After contemplating the responses to this question (and this one too), I was wondering how to understand why the Möbius band has the center circle as a generator through singular homolgy (seeing as this is the theory Hatcher relies on before reaching example 2.47 in his book Algebraic Topology):
It's supposed to be generated by a singular $1$-simplex that is also a cycle. How can I see there is just one such singular $1$-simplex and that it must be the center circle?
As pointed out in the comments, the generator of $H_1(M)$ for $M$ the Möbius band simply can be taken to be a singular $1$-cycle, since a cycle plus boundary gives a new cycle that's the same in homology.
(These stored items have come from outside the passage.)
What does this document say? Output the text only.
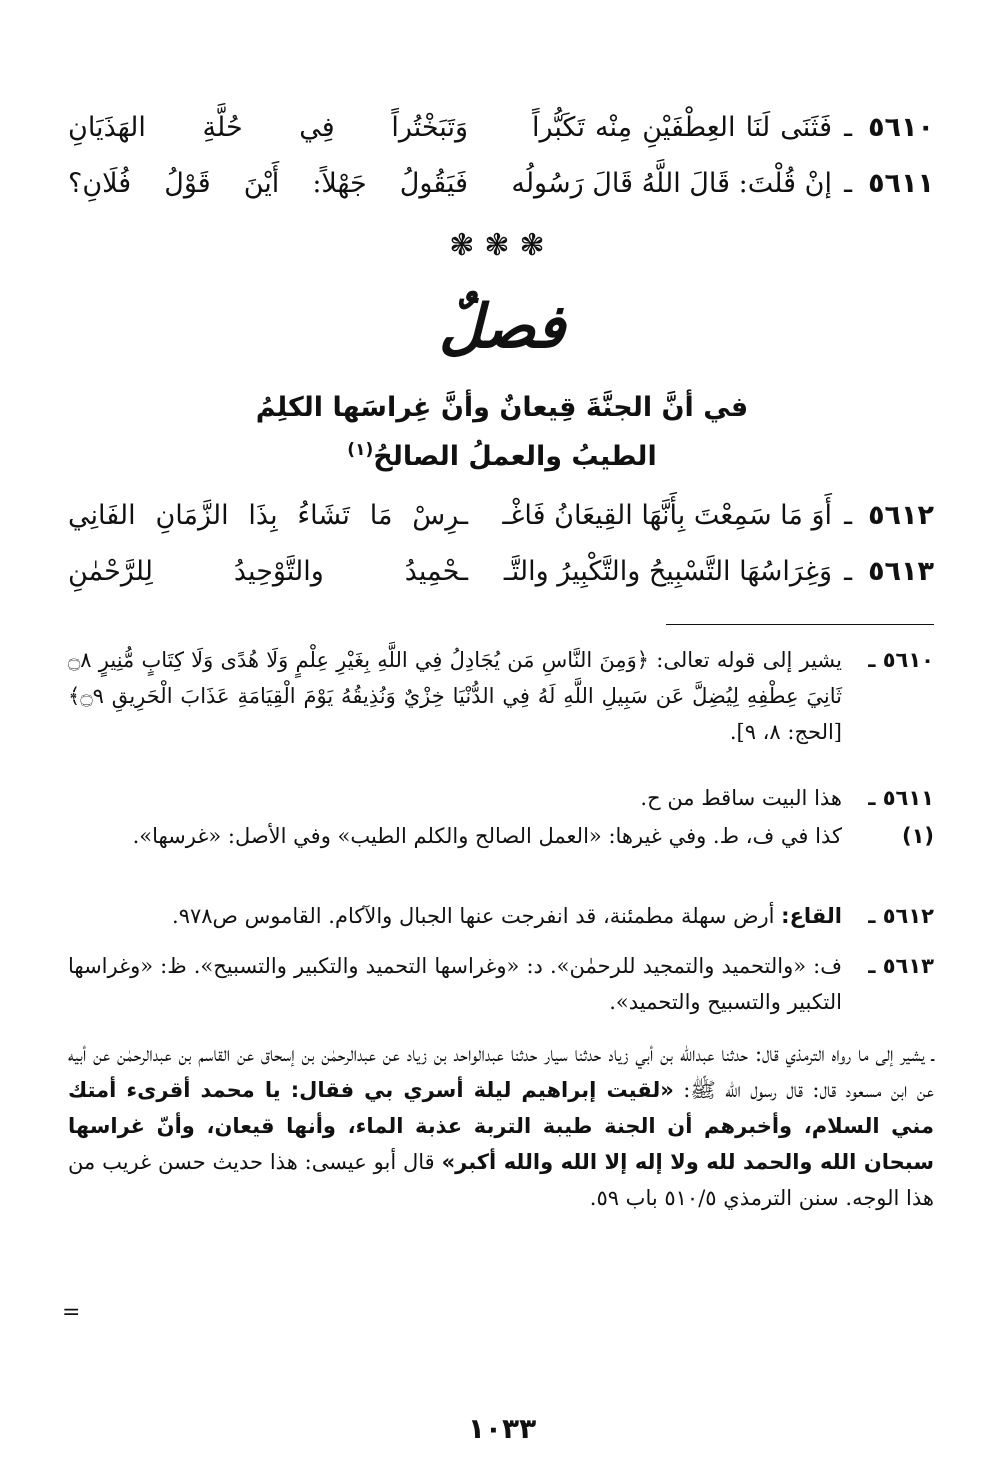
٥٦١٠
ـ
فَثَنَى لَنَا العِطْفَيْنِ مِنْه تَكَبُّراً
وَتَبَخْتُراً فِي حُلَّةِ الهَذَيَانِ
٥٦١١
ـ
إنْ قُلْتَ: قَالَ اللَّهُ قَالَ رَسُولُه
فَيَقُولُ جَهْلاً: أَيْنَ قَوْلُ فُلَانِ؟
❃❃❃
فصلٌ
في أنَّ الجنَّةَ قِيعانٌ وأنَّ غِراسَها الكلِمُ
الطيبُ والعملُ الصالحُ$^{(١)}$
٥٦١٢
ـ
أَوَ مَا سَمِعْتَ بِأَنَّهَا القِيعَانُ فَاغْـ
ـرِسْ مَا تَشَاءُ بِذَا الزَّمَانِ الفَانِي
٥٦١٣
ـ
وَغِرَاسُهَا التَّسْبِيحُ والتَّكْبِيرُ والتَّـ
ـحْمِيدُ والتَّوْحِيدُ لِلرَّحْمٰنِ
٥٦١٠ ـ
يشير إلى قوله تعالى: ﴿وَمِنَ النَّاسِ مَن يُجَادِلُ فِي اللَّهِ بِغَيْرِ عِلْمٍ وَلَا هُدًى وَلَا كِتَابٍ مُّنِيرٍ ۝٨ ثَانِيَ عِطْفِهِ لِيُضِلَّ عَن سَبِيلِ اللَّهِ لَهُ فِي الدُّنْيَا خِزْيٌ وَنُذِيقُهُ يَوْمَ الْقِيَامَةِ عَذَابَ الْحَرِيقِ ۝٩﴾ [الحج: ٨، ٩].
٥٦١١ ـ
هذا البيت ساقط من ح.
(١)
كذا في ف، ط. وفي غيرها: «العمل الصالح والكلم الطيب» وفي الأصل: «غرسها».
٥٦١٢ ـ
القاع: أرض سهلة مطمئنة، قد انفرجت عنها الجبال والآكام. القاموس ص٩٧٨.
٥٦١٣ ـ
ف: «والتحميد والتمجيد للرحمٰن». د: «وغراسها التحميد والتكبير والتسبيح». ظ: «وغراسها التكبير والتسبيح والتحميد».
ـ يشير إلى ما رواه الترمذي قال: حدثنا عبدالله بن أبي زياد حدثنا سيار حدثنا عبدالواحد بن زياد عن عبدالرحمٰن بن إسحاق عن القاسم بن عبدالرحمٰن عن أبيه عن ابن مسعود قال: قال رسول الله ﷺ: «لقيت إبراهيم ليلة أسري بي فقال: يا محمد أقرىء أمتك مني السلام، وأخبرهم أن الجنة طيبة التربة عذبة الماء، وأنها قيعان، وأنّ غراسها سبحان الله والحمد لله ولا إله إلا الله والله أكبر» قال أبو عيسى: هذا حديث حسن غريب من هذا الوجه. سنن الترمذي ٥١٠/٥ باب ٥٩.
=
١٠٣٣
Your second question in a comment boils down to saying "Why can't the (homology class of the) boundary circle of the Möbius band be taken as the basis element for $H_1(M)$?"
Since $\partial M$ is homeomorphic to a circle, this circle is itself a $1$-cycle, so denote the generator of $H_1(\partial M)$ by $[\partial M]$. Saying that this generates $H_1(M)$ amounts to saying that the inclusion $i: \partial M \to M$ induces an isomorphism on homology, since wanting the boundary circle of the Möbius band to generate $H_1$ means that you want $[i(\partial M)] = i_*[\partial M]$ to generate $H_1$.
Now, consider the composite $\partial M \xrightarrow{i} M \xrightarrow{r} C \to M$, where $r$ is the deformation retraction onto the center circle $C$ and the last map is the inclusion of $C$ into $M$.
If $i_*[\partial M]$ generates $H_1(M)$, then $r_*(i_*[\partial M])$ is twice the generator of $H_1(C)$ since $\partial M$ wraps twice around $C$, and since the inclusion of $C$ into $M$ induces an isomorphism on homology, this composite sends $1 \mapsto 1 \mapsto 2 \mapsto 2$. On the other hand, $M \to C \to M$ is homotopic to the identity map, so this composite should end in $1$, not $2$. This gives a contradiction.